Pandangan Dunia Tauhid dan Pengelolaan Lingkungan
Pendahuluan
Persoalan lingkungan menjadi bagian yang tak terpisahkan dari kehidupan masyarakat moderen saat sekarang ini. Bila kita membaca atau mengamati berita di media cetak maupun elektronik, sepertinya hampir tiap hari kita disuguhkan berita-berita tentang perusakan lingkungan hidup mulai dari banjir bandang yang diakibatkan oleh adanya illegal logging, hilangnya beberapa pulau karena penambangan pasir laut, pencemaran air baik di perairan tawar maupun laut oleh buangan limbah domestik maupun industri, konsekuensi yang tidak diinginkan penggunaan biosida (mulai dari yang merusak kesehatan manusia sampai pada munculnya varitas atau spesies yang persisnten terhadap biosida), punahnya beberapa spesies di darat maupun di perairan akibat eksploitasi berlebih terhadap alam abiotik (pembukaan lahan-lahan perkotaan) maupun biotik (overfishing), rusaknya keseimbangan ekologis akibat penggunaan spesies-spesies rekayasa genetik baik dalam bidang pertanian maupun industri pengolahan limbah (penggunaan bakteri mutan untuk bioremediasi), kenaikan permukaan laut yang merupakan konsekuensi global warming akibat penggunaan gas rumah kaca, hingga rusaknya lapisan ozon yang merupakan ancaman serius bagi penduduk bumi. Kegiatan manusia moderen yang menjadi penyebabkan kerusakan lingkungan juga berakibat pada rusaknya beberapa kebudayaan masyarakat indigenous yang ramah lingkungan, seperti masyarakat aborigin di Australia, Indian di Amerika, Daya Indonesia.
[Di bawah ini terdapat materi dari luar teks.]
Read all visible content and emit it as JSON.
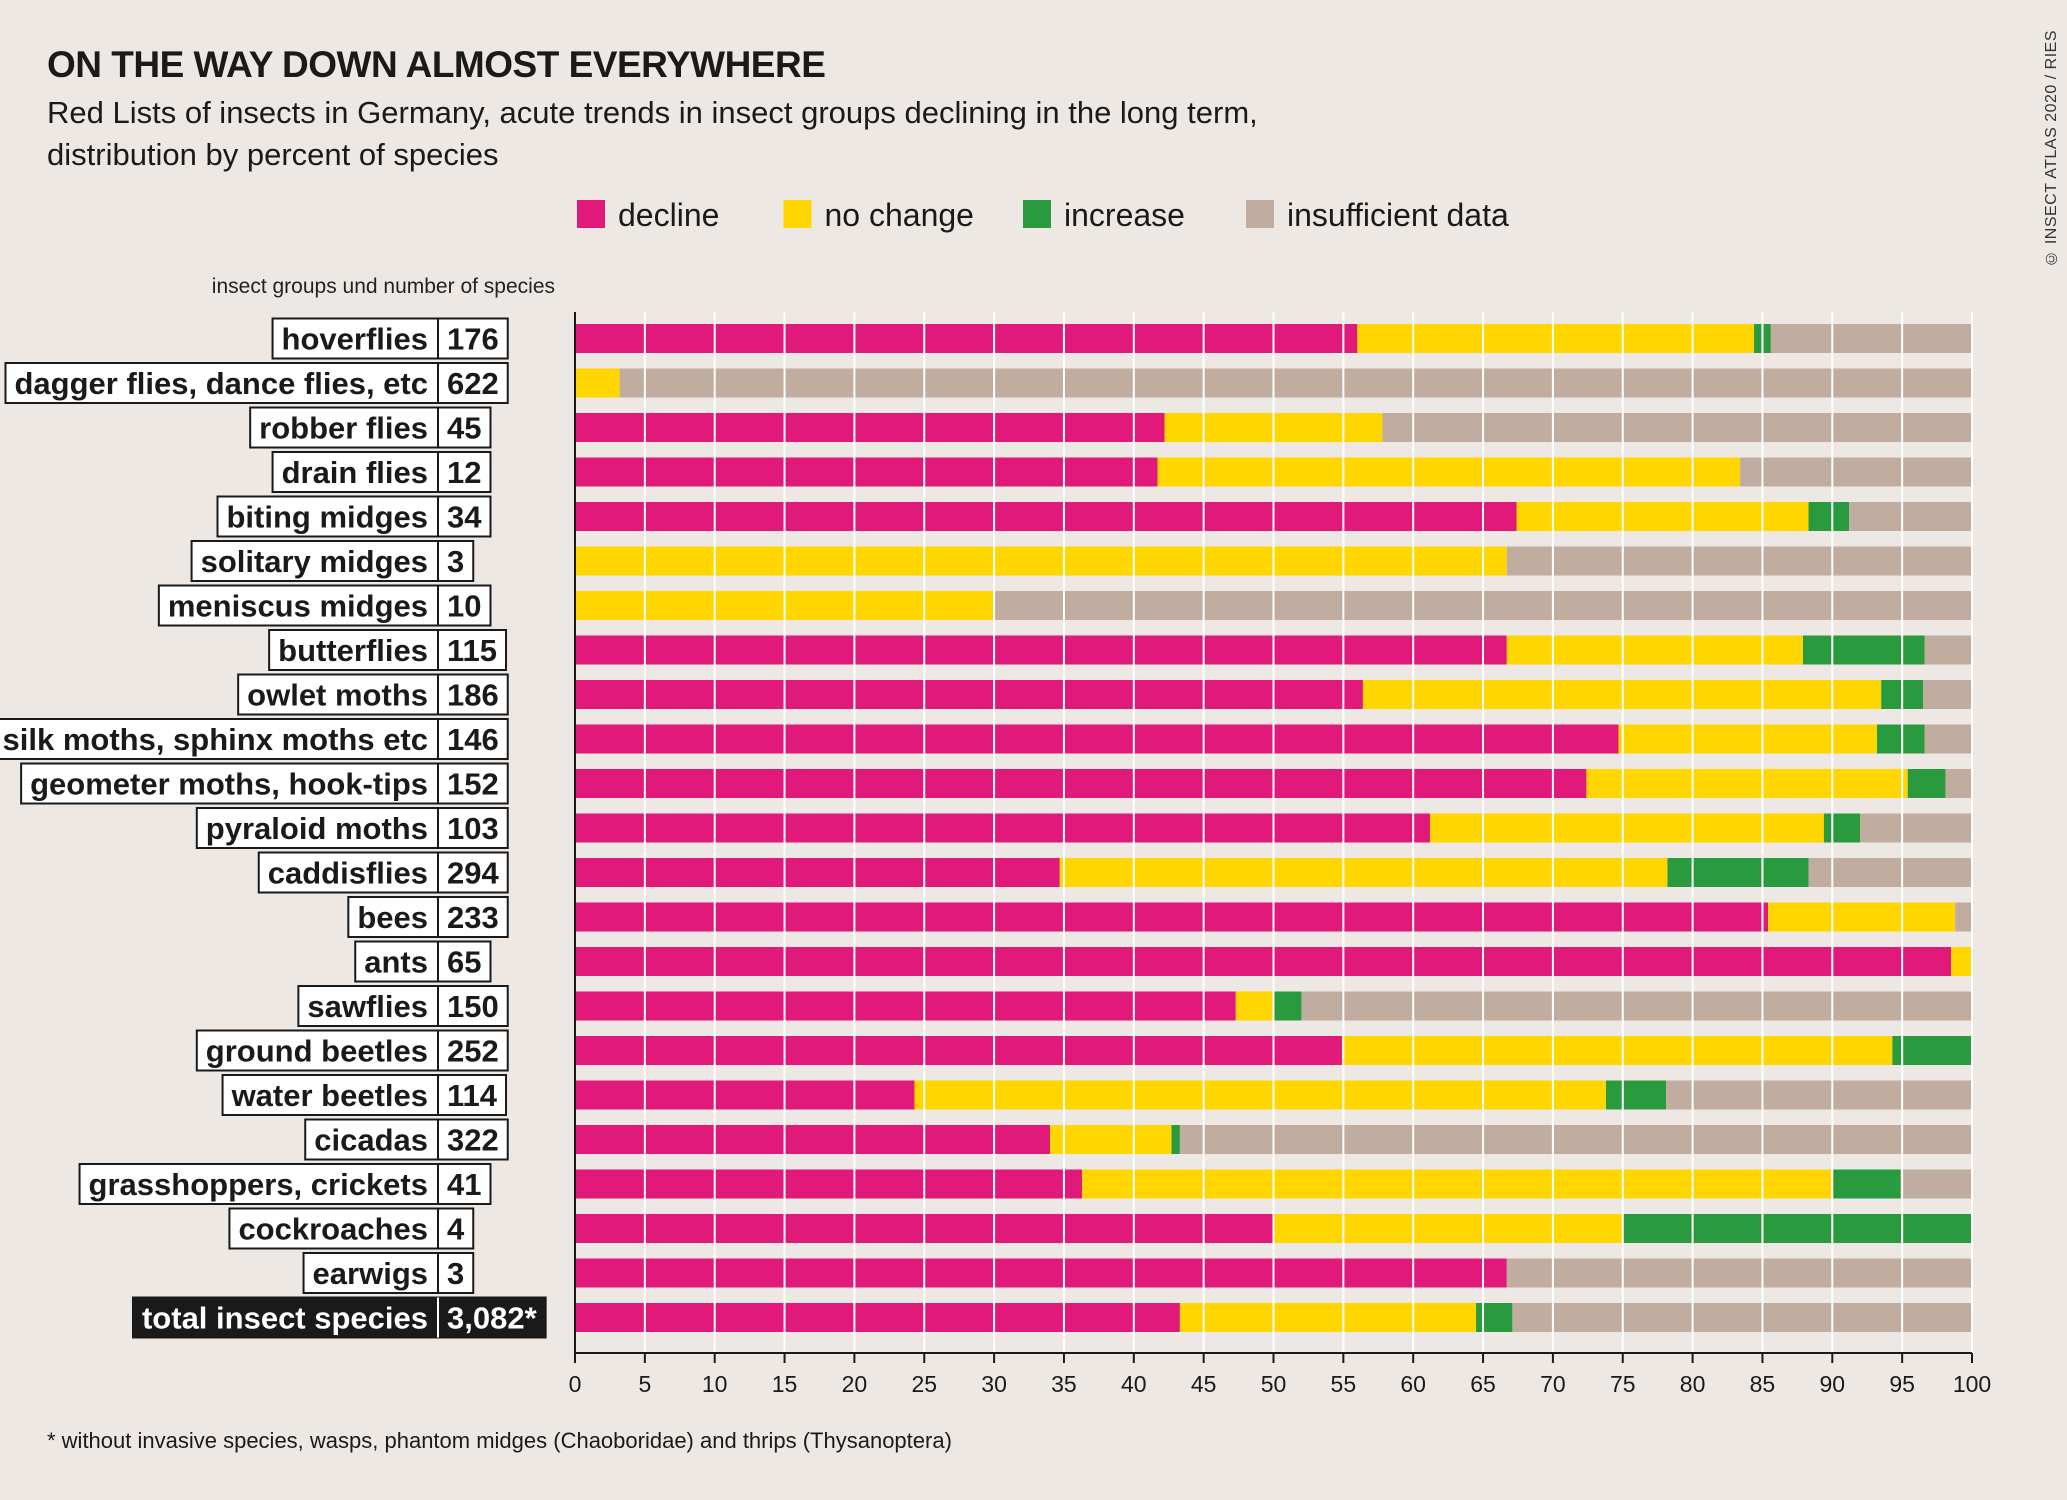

Akar persoalan kerusakan lingkungan itu oleh kalangan intelektual seperti, (Capra 2002) — fisikawan --, (Naes 1989) – penggagas deep ecology --, (Fox 1990) – penggagas transpersonal ecology --, ditenggarai berakar pada paradigma emperisme Baconian yang diperkaya oleh gagasan Cartesian-Newtonian yang reduksionis-mekanistik dalam memahami makro dan mikrokosmos alam semesta. Empirisme induktif dalam metode ilmiah yang digagas oleh Francis Bacon tidak hanya memisahkan antara obyek dan subyek peneliti, tetapi juga mengubah arah ilmu pengetahuan dari upaya untuk mencari kearifan, dengan memahami tatanan alam dan kehidupan yang harominis dengan alam menjadi upaya untuk menaklukkan dan menguasai alam untuk kepentingan manusia (Capra 2002). Gagasan antroposentrik ini kemudian diperkuat oleh gagasan Rene Descartes tentang Cogito ergo sum – saya berfikir, maka saya ada. Gagasan tersebut selain salah dalam tataran logika juga mengimplikasikan bahwa pikiran menjadi lebih kuat dari materi (tubuh) dan membawanya kepada padangan yang menyatakan bahwa akal dan materi merupakan dua hal yang terpisah dan berbeda secara mendasar. Selanjutnya pemisahan ini membentuk suatu gagasan bahwa alam semesta merupakan sesuatu sistem makanis yang terdiri dari benda-benda yang terpisah yang dapat direduksi menjadi kepingan-kepingan materi dasar yang sifat-sifat dan interaksinya dianggap sangat menentukan semua fenomena alam. Pandangan reduksionis-deterministik Descartes ini kemudian diperkuat oleh Newton yang mereduksi fenomena fisik hanyalah sebagai konsekuensi gerak partikel benda, yang disebabkan oleh kekuatan grafitasi yang saling tarik menarik (Capra 2002). Padangan Newtonian ini semakin memperkuat metafora Cartesian tentang alam semesta sebagai mesin alroji. Secara umum Bacon, Descartes dan Newton mengagas suatu trilogi yaitu pengusaan, pemisahan dan pematerian – reduksinis-mekanistik – alam sebagai karakter science. Oleh karenanya hanya dengan trilogi itulah suatu gagasan atau metode dianggap ilmiah.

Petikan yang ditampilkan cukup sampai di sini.